Digital wallets have a chicken-and-egg problem: they’re useless to customers without shops that take them, and no shop will accept payment in them if their customers don’t use them.

Square, Twitter co-founder Jack Dorsey’s new company, provides small businesses with an appendage that plugs into the headphone jack of a mobile phone and allows merchants to swipe cards and take payments.

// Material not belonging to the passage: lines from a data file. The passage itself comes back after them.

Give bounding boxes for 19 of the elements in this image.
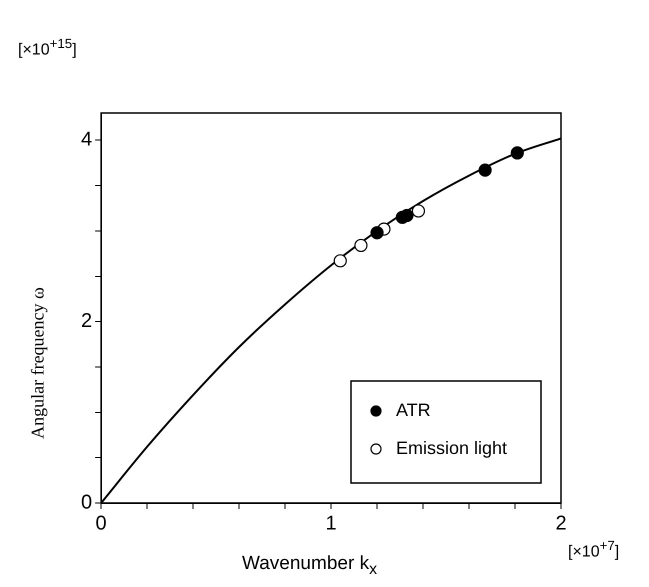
x-tick-label: 2 [555,512,567,535]
point [334,254,347,268]
text: [×10$^{+15}$] [18,36,77,60]
text: [×10$^{+7}$] [568,538,620,562]
x-tick-label: 0 [96,512,107,535]
point [370,226,384,240]
x-tick-label: 1 [326,512,337,535]
point [412,204,426,218]
y-tick-label: 2 [81,310,92,332]
y-axis-title: Angular frequency ω [28,287,48,439]
y-tick-label: 4 [81,128,92,151]
point [478,164,492,177]
x-axis-title: Wavenumber k$_{x}$ [242,553,377,578]
y-tick-label: 0 [81,492,92,514]
legend-label: ATR [396,400,431,420]
point [354,238,368,252]
legend-label: Emission light [396,438,508,458]
point [400,208,414,222]
point [510,146,524,160]
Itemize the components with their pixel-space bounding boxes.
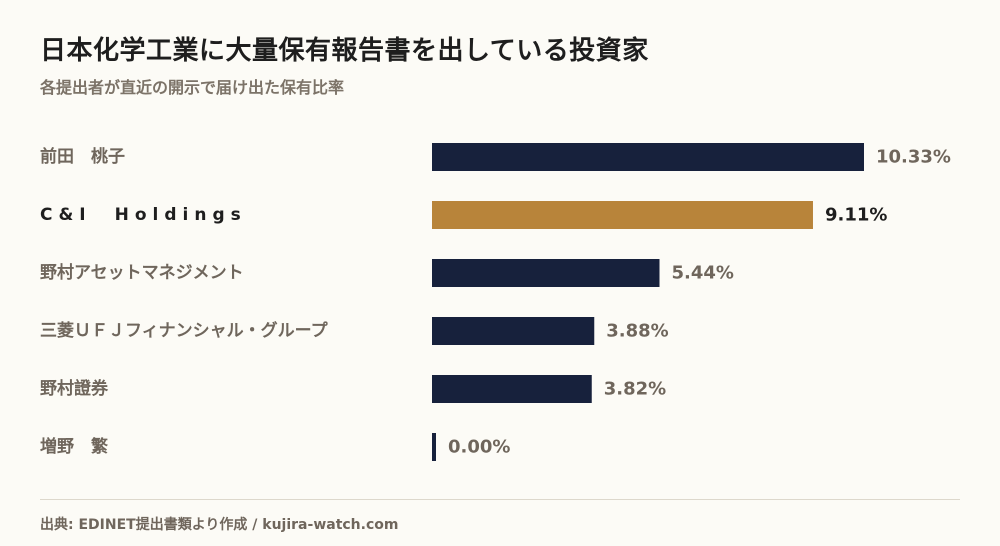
category-label: C&I Holdings <box>40 205 247 225</box>
bar <box>432 143 864 171</box>
bar <box>432 433 436 461</box>
bar <box>432 317 595 345</box>
value-label: 9.11% <box>825 205 887 226</box>
category-label: 三菱ＵＦＪフィナンシャル・グループ <box>40 320 329 341</box>
footer-divider <box>40 499 960 500</box>
bar <box>432 375 592 403</box>
source-note: 出典: EDINET提出書類より作成 / kujira-watch.com <box>40 517 399 533</box>
category-label: 野村アセットマネジメント <box>40 262 244 283</box>
bar <box>432 201 813 229</box>
chart-subtitle: 各提出者が直近の開示で届け出た保有比率 <box>40 78 345 97</box>
category-label: 前田 桃子 <box>40 146 125 167</box>
value-label: 10.33% <box>876 147 951 168</box>
value-label: 3.88% <box>606 321 668 342</box>
value-label: 5.44% <box>672 263 734 284</box>
value-label: 3.82% <box>604 379 666 400</box>
chart-title: 日本化学工業に大量保有報告書を出している投資家 <box>40 36 649 66</box>
bar <box>432 259 660 287</box>
category-label: 野村證券 <box>40 378 109 399</box>
value-label: 0.00% <box>448 437 510 458</box>
category-label: 増野 繁 <box>40 436 109 457</box>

But Dorsey’s real goal is removing cards altogether. Every merchant using Square to take card payments can also take payments directly from the Square app on customers’ phones — and thanks to a high-profile deal with Starbucks, that’s now quite a few customers.

5. U.S.

Google’s Wallet Card, Coin and Square are unavailable outside the U.S. There are the standard commercial pressures to blame, plus some places, such as the U.K., have moved to a chip and pin system. It is significantly more secure than the magnetic stripes still used in the U.S., but also harder to program for. It’s doubtful that something like the Coin card could exist with chip and pin payments, for instance.

6. iZettle

Some companies are dealing with chip and pin. Stockholm’s iZettle lets stores use an iPhone or iPad to take credit card payments, but the more complex technology comes at a cost: whereas PayPal and Square offer free mag-stripe readers in the U.S., iZettle’s chip and pin reader costs almost Pounds 100 in Britain, as does PayPal’s competing hardware.

7. NFC payments

Mobile phones that can carry out contactless payments have been available in the UK since 2011, but the technology hasn’t taken off. Phones with the required technology are still quite rare.

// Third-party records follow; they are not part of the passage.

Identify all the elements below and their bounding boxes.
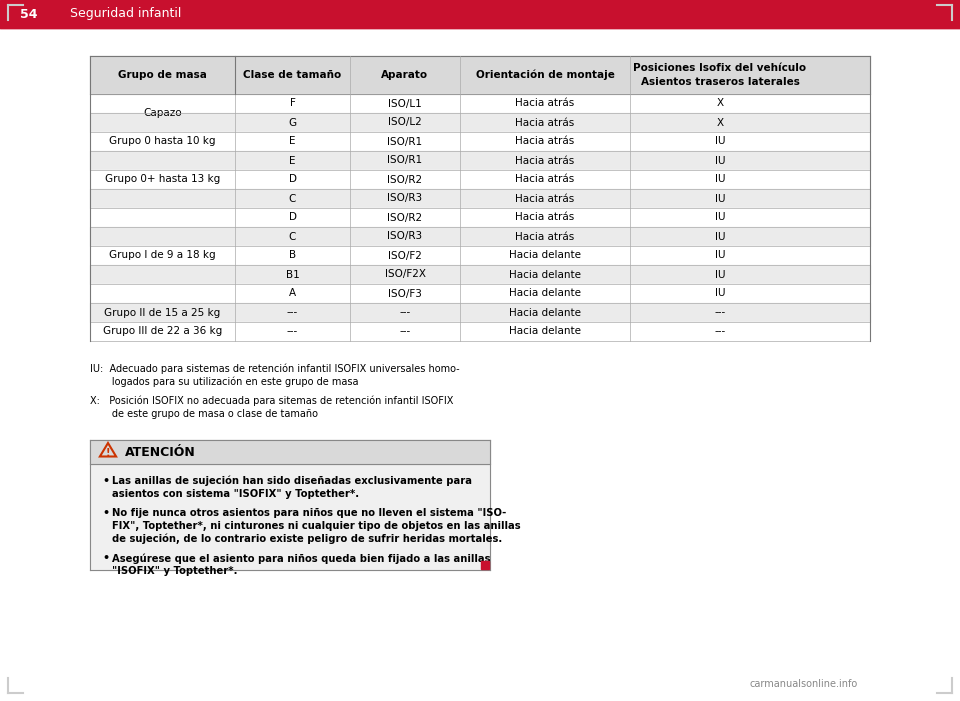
Text: ---: --- xyxy=(714,308,726,318)
Text: IU: IU xyxy=(715,212,725,222)
Text: IU: IU xyxy=(715,193,725,203)
Bar xyxy=(0,0,960,28)
Text: Grupo III de 22 a 36 kg: Grupo III de 22 a 36 kg xyxy=(103,327,222,336)
Text: IU:  Adecuado para sistemas de retención infantil ISOFIX universales homo-
     : IU: Adecuado para sistemas de retención … xyxy=(90,363,460,388)
Text: B1: B1 xyxy=(286,269,300,280)
Text: •: • xyxy=(102,508,109,518)
Text: !: ! xyxy=(106,448,110,458)
Text: No fije nunca otros asientos para niños que no lleven el sistema "ISO-
FIX", Top: No fije nunca otros asientos para niños … xyxy=(112,508,520,544)
Bar xyxy=(90,227,870,246)
Text: Capazo: Capazo xyxy=(143,108,181,118)
Text: Hacia delante: Hacia delante xyxy=(509,308,581,318)
Text: ISO/L1: ISO/L1 xyxy=(388,99,421,109)
Text: F: F xyxy=(290,99,296,109)
Text: IU: IU xyxy=(715,231,725,242)
Text: ---: --- xyxy=(399,327,411,336)
Text: Hacia delante: Hacia delante xyxy=(509,269,581,280)
Text: IU: IU xyxy=(715,175,725,184)
Text: ISO/R1: ISO/R1 xyxy=(388,137,422,147)
Text: ---: --- xyxy=(287,327,299,336)
Bar xyxy=(90,56,870,94)
Text: Hacia atrás: Hacia atrás xyxy=(516,175,575,184)
Text: Clase de tamaño: Clase de tamaño xyxy=(244,70,342,80)
Text: ISO/F2X: ISO/F2X xyxy=(385,269,425,280)
Text: Las anillas de sujeción han sido diseñadas exclusivamente para
asientos con sist: Las anillas de sujeción han sido diseñad… xyxy=(112,476,472,499)
Text: 54: 54 xyxy=(20,8,37,20)
Text: ISO/R2: ISO/R2 xyxy=(388,212,422,222)
Text: Hacia delante: Hacia delante xyxy=(509,327,581,336)
Bar xyxy=(90,303,870,322)
Text: ISO/R3: ISO/R3 xyxy=(388,193,422,203)
Text: Grupo de masa: Grupo de masa xyxy=(118,70,207,80)
Text: E: E xyxy=(289,137,296,147)
Text: IU: IU xyxy=(715,137,725,147)
Text: Posiciones Isofix del vehículo: Posiciones Isofix del vehículo xyxy=(634,63,806,73)
Text: ISO/R1: ISO/R1 xyxy=(388,156,422,165)
Text: Hacia delante: Hacia delante xyxy=(509,250,581,261)
Text: •: • xyxy=(102,553,109,563)
Bar xyxy=(90,284,870,303)
Text: Seguridad infantil: Seguridad infantil xyxy=(70,8,181,20)
Text: X: X xyxy=(716,118,724,128)
Bar xyxy=(90,94,870,113)
Text: ISO/R3: ISO/R3 xyxy=(388,231,422,242)
Text: D: D xyxy=(289,212,297,222)
Text: Grupo 0+ hasta 13 kg: Grupo 0+ hasta 13 kg xyxy=(105,175,220,184)
Bar xyxy=(90,189,870,208)
Text: Hacia atrás: Hacia atrás xyxy=(516,212,575,222)
Text: Hacia delante: Hacia delante xyxy=(509,289,581,299)
Text: Hacia atrás: Hacia atrás xyxy=(516,193,575,203)
Text: ---: --- xyxy=(399,308,411,318)
Text: carmanualsonline.info: carmanualsonline.info xyxy=(750,679,858,689)
Bar xyxy=(90,132,870,151)
Text: Orientación de montaje: Orientación de montaje xyxy=(475,70,614,80)
Text: ---: --- xyxy=(287,308,299,318)
Text: ATENCIÓN: ATENCIÓN xyxy=(125,446,196,458)
Bar xyxy=(90,246,870,265)
Text: Hacia atrás: Hacia atrás xyxy=(516,137,575,147)
Text: E: E xyxy=(289,156,296,165)
Text: Asientos traseros laterales: Asientos traseros laterales xyxy=(640,77,800,87)
Text: •: • xyxy=(102,476,109,486)
Text: IU: IU xyxy=(715,269,725,280)
Text: ISO/L2: ISO/L2 xyxy=(388,118,421,128)
Bar xyxy=(481,561,489,569)
Bar xyxy=(90,322,870,341)
Text: G: G xyxy=(288,118,297,128)
Text: D: D xyxy=(289,175,297,184)
Text: Hacia atrás: Hacia atrás xyxy=(516,118,575,128)
Text: Hacia atrás: Hacia atrás xyxy=(516,99,575,109)
Text: ---: --- xyxy=(714,327,726,336)
Text: X:   Posición ISOFIX no adecuada para sitemas de retención infantil ISOFIX
     : X: Posición ISOFIX no adecuada para site… xyxy=(90,395,453,418)
Text: Hacia atrás: Hacia atrás xyxy=(516,231,575,242)
Bar xyxy=(90,113,870,132)
Text: Hacia atrás: Hacia atrás xyxy=(516,156,575,165)
Bar xyxy=(90,151,870,170)
Text: X: X xyxy=(716,99,724,109)
Text: A: A xyxy=(289,289,296,299)
Text: Grupo 0 hasta 10 kg: Grupo 0 hasta 10 kg xyxy=(109,137,216,147)
Bar xyxy=(90,170,870,189)
Text: ISO/R2: ISO/R2 xyxy=(388,175,422,184)
Text: ISO/F3: ISO/F3 xyxy=(388,289,422,299)
Text: ISO/F2: ISO/F2 xyxy=(388,250,422,261)
Bar xyxy=(90,440,490,464)
Bar xyxy=(90,440,490,570)
Text: C: C xyxy=(289,193,297,203)
Bar xyxy=(90,208,870,227)
Text: IU: IU xyxy=(715,250,725,261)
Text: Grupo I de 9 a 18 kg: Grupo I de 9 a 18 kg xyxy=(109,250,216,261)
Text: Grupo II de 15 a 25 kg: Grupo II de 15 a 25 kg xyxy=(105,308,221,318)
Text: IU: IU xyxy=(715,289,725,299)
Bar xyxy=(90,265,870,284)
Text: Asegúrese que el asiento para niños queda bien fijado a las anillas
"ISOFIX" y T: Asegúrese que el asiento para niños qued… xyxy=(112,553,491,576)
Text: C: C xyxy=(289,231,297,242)
Text: Aparato: Aparato xyxy=(381,70,428,80)
Text: B: B xyxy=(289,250,296,261)
Text: IU: IU xyxy=(715,156,725,165)
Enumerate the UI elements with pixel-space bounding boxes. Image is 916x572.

And most of the services require you to set up a separate digital wallet, rather than linking directly to your bank account, adding an extra layer of bureaucracy between you and your money.

8. Horrible fragmentation

Every company has its own, non-transferrable, digital wallet app. In 2014 some of that fragmentation should end as Vodafone, EE and O2 form a mobile wallet service, “Weve.” But the days of digital wallets being as straightforward as credit cards seem a long way off.

9. Bitcoin

Despite news stories about bitcoin being illustrated with shiny metallic discs, bitcoins are simply chunks of data on a hard drive that can be bought with “real” money or them by getting a computer to chug through some complex maths.

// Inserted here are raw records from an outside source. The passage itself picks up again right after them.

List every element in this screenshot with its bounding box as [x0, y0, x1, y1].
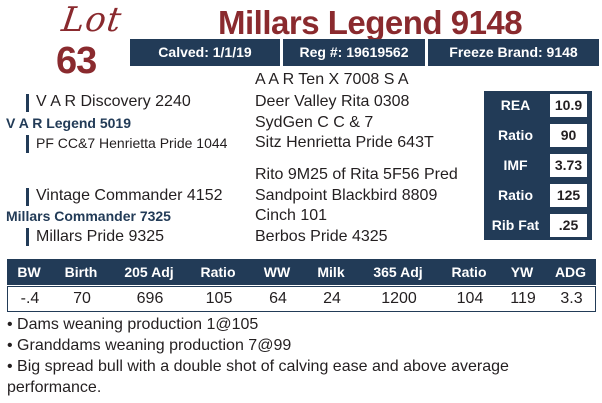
carcass-row: Rib Fat .25 [484, 211, 592, 240]
lot-label: Lot [59, 0, 125, 40]
pedigree-bracket [26, 94, 29, 112]
pedigree-sire-sire: V A R Discovery 2240 [36, 93, 191, 110]
freeze-brand: Freeze Brand: 9148 [449, 44, 578, 60]
carcass-label: Ratio [498, 187, 533, 203]
info-bar: Calved: 1/1/19 Reg #: 19619562 Freeze Br… [130, 39, 599, 66]
performance-header: YW [510, 264, 534, 280]
carcass-value: .25 [550, 214, 587, 237]
pedigree-dam: Millars Commander 7325 [6, 208, 171, 224]
pedigree-sire: V A R Legend 5019 [6, 115, 132, 131]
carcass-row: REA 10.9 [484, 91, 592, 120]
performance-value: 104 [456, 290, 484, 307]
performance-value: 1200 [381, 290, 417, 307]
performance-value: -.4 [20, 290, 40, 307]
registration-number: Reg #: 19619562 [299, 44, 409, 60]
carcass-label: Ratio [498, 127, 533, 143]
carcass-label: REA [500, 97, 531, 113]
carcass-value: 90 [550, 124, 587, 147]
performance-value: 3.3 [560, 290, 583, 307]
lot-number: 63 [56, 40, 97, 82]
performance-header: Milk [317, 264, 345, 280]
performance-header: Birth [64, 264, 98, 280]
performance-header: Ratio [200, 264, 236, 280]
pedigree-dam-sire: Vintage Commander 4152 [36, 187, 223, 204]
performance-value: 119 [510, 290, 536, 307]
performance-header-row: BW Birth 205 Adj Ratio WW Milk 365 Adj R… [7, 259, 596, 285]
pedigree-bracket [26, 188, 29, 206]
pedigree-dss: Rito 9M25 of Rita 5F56 Pred [255, 166, 458, 183]
performance-header: WW [263, 264, 291, 280]
performance-value-row: -.4 70 696 105 64 24 1200 104 119 3.3 [7, 286, 596, 312]
performance-header: 365 Adj [373, 264, 423, 280]
notes-list: • Dams weaning production 1@105 • Grandd… [7, 314, 592, 398]
performance-value: 105 [205, 290, 233, 307]
pedigree-ddd: Berbos Pride 4325 [255, 228, 388, 245]
info-divider [425, 39, 428, 66]
carcass-value: 125 [550, 184, 587, 207]
pedigree-dds: Cinch 101 [255, 207, 328, 224]
carcass-row: IMF 3.73 [484, 151, 592, 180]
carcass-row: Ratio 125 [484, 181, 592, 210]
pedigree-ssd: Deer Valley Rita 0308 [255, 93, 410, 110]
carcass-label: Rib Fat [491, 217, 540, 233]
calved-date: Calved: 1/1/19 [158, 44, 252, 60]
note-item: • Dams weaning production 1@105 [7, 316, 259, 333]
info-divider [280, 39, 283, 66]
carcass-row: Ratio 90 [484, 121, 592, 150]
note-item: • Granddams weaning production 7@99 [7, 337, 292, 354]
pedigree-sire-dam: PF CC&7 Henrietta Pride 1044 [36, 135, 228, 151]
pedigree-sds: SydGen C C & 7 [255, 114, 374, 131]
performance-header: ADG [554, 264, 587, 280]
performance-value: 70 [73, 290, 91, 307]
performance-value: 24 [323, 290, 341, 307]
performance-value: 696 [136, 290, 164, 307]
performance-header: Ratio [451, 264, 487, 280]
carcass-label: IMF [503, 157, 528, 173]
carcass-value: 3.73 [550, 154, 587, 177]
performance-header: 205 Adj [124, 264, 174, 280]
pedigree-sdd: Sitz Henrietta Pride 643T [255, 134, 434, 151]
animal-name: Millars Legend 9148 [218, 4, 523, 41]
carcass-box: REA 10.9 Ratio 90 IMF 3.73 Ratio 125 Rib… [484, 91, 592, 240]
pedigree-sss: A A R Ten X 7008 S A [255, 71, 409, 88]
performance-value: 64 [269, 290, 287, 307]
pedigree-dam-dam: Millars Pride 9325 [36, 228, 165, 245]
performance-header: BW [17, 264, 41, 280]
pedigree-bracket [26, 135, 29, 153]
pedigree-bracket [26, 228, 29, 246]
note-item: • Big spread bull with a double shot of … [7, 358, 509, 396]
pedigree-dsd: Sandpoint Blackbird 8809 [255, 187, 438, 204]
carcass-value: 10.9 [550, 94, 587, 117]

Their fully digital nature gives them potential as an international currency, and allows users to transfer them between each other without having to go through banks.

10. The elephant in the room

Some suspect Apple has a plan up its sleeve: a combination of its vast horde of credit card data, Touch ID fingerprint scanners and new “iBeacon” technology for short-distance communications could create a fearsome competitor.